Curtis Is Released From Lockup  

BY NORTON SANDLER
DES MOINES, Iowa - Mark Curtis was released from lockup at the Iowa State Penitentiary in Ft. Madison August 2, after spending 344 days in punitive segregation. "I got help from another prisoner in carrying my stuff over to my new cell house and about a half dozen guys I know stopped to talk," said Curtis during a telephone conversation shortly after his discharge from lockup.

"One of them asked me about Mumia Abu-Jamal, figuring that I might be familiar with that struggle. These new conditions will provide better opportunities for political discussions," he emphasized.

"The thing that struck me immediately about the cell house is how much cleaner it is than where I've been the past year."

A union and socialist activist, Curtis was framed up and convicted on rape and burglary charges in 1988. At the time of his arrest, he was involved in a struggle to protest a raid by the Immigration and Naturalization Service at the Monfort meatpacking plant in Des Moines that resulted in 17 of his Latino co-workers being hauled out of the plant in handcuffs.

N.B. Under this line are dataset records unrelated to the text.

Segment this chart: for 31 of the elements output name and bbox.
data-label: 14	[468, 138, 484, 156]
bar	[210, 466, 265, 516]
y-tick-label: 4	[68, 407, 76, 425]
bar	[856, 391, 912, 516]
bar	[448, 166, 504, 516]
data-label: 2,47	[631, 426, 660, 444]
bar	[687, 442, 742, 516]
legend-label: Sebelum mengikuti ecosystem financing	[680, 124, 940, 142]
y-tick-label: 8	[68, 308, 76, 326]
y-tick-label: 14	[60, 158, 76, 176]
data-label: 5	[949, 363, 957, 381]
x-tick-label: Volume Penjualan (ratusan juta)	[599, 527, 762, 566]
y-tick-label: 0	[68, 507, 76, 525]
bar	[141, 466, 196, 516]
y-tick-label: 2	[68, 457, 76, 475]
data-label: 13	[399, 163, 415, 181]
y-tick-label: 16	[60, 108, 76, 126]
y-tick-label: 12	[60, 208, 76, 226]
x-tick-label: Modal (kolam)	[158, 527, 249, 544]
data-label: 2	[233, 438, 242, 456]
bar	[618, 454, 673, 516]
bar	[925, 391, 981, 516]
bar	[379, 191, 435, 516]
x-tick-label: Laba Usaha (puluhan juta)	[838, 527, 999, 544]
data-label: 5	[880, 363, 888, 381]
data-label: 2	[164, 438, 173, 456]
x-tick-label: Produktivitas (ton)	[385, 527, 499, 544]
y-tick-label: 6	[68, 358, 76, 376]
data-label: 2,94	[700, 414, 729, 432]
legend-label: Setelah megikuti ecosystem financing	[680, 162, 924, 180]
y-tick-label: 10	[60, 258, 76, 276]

Last August 23, while working as a janitor in the prison hospital, Curtis was thrown into lockup, tried, and found guilty in an internal prison hearing on the phony charge of assaulting another inmate.

He spent 30 days in what is termed the "hole," and another 10 months in punitive segregation, locked up for 23 hours a day in a five by seven foot cell. Curtis was allowed three showers and shaves a week, two telephone calls a month, and an hour's exercise a day in a small area prisoners refer to as "dog pens."

In 1993, Curtis completed the sentence on the trumped up rape charge. He is being held in the maximum security prison now on the basis of the burglary charge tacked on by cops and prosecutors several weeks after his original arrest.

According to Iowa Board of Parole statistics, prisoners released in 1994 who were convicted of the same burglary charge as Curtis served an average of 76.2 months in prison. In September Curtis will have served 84 months.

The Mark Curtis Defense Committee is urging those who support his release on parole to write a letter to the Iowa Board of Parole, Capitol Annex, 523 East 12th Street, Des Moines, Iowa, 50319, with a copy to the Mark Curtis Defense Committee, Box 1048, Des Moines, Iowa, 50311. A delegation will deliver the letters to the Parole Board in September.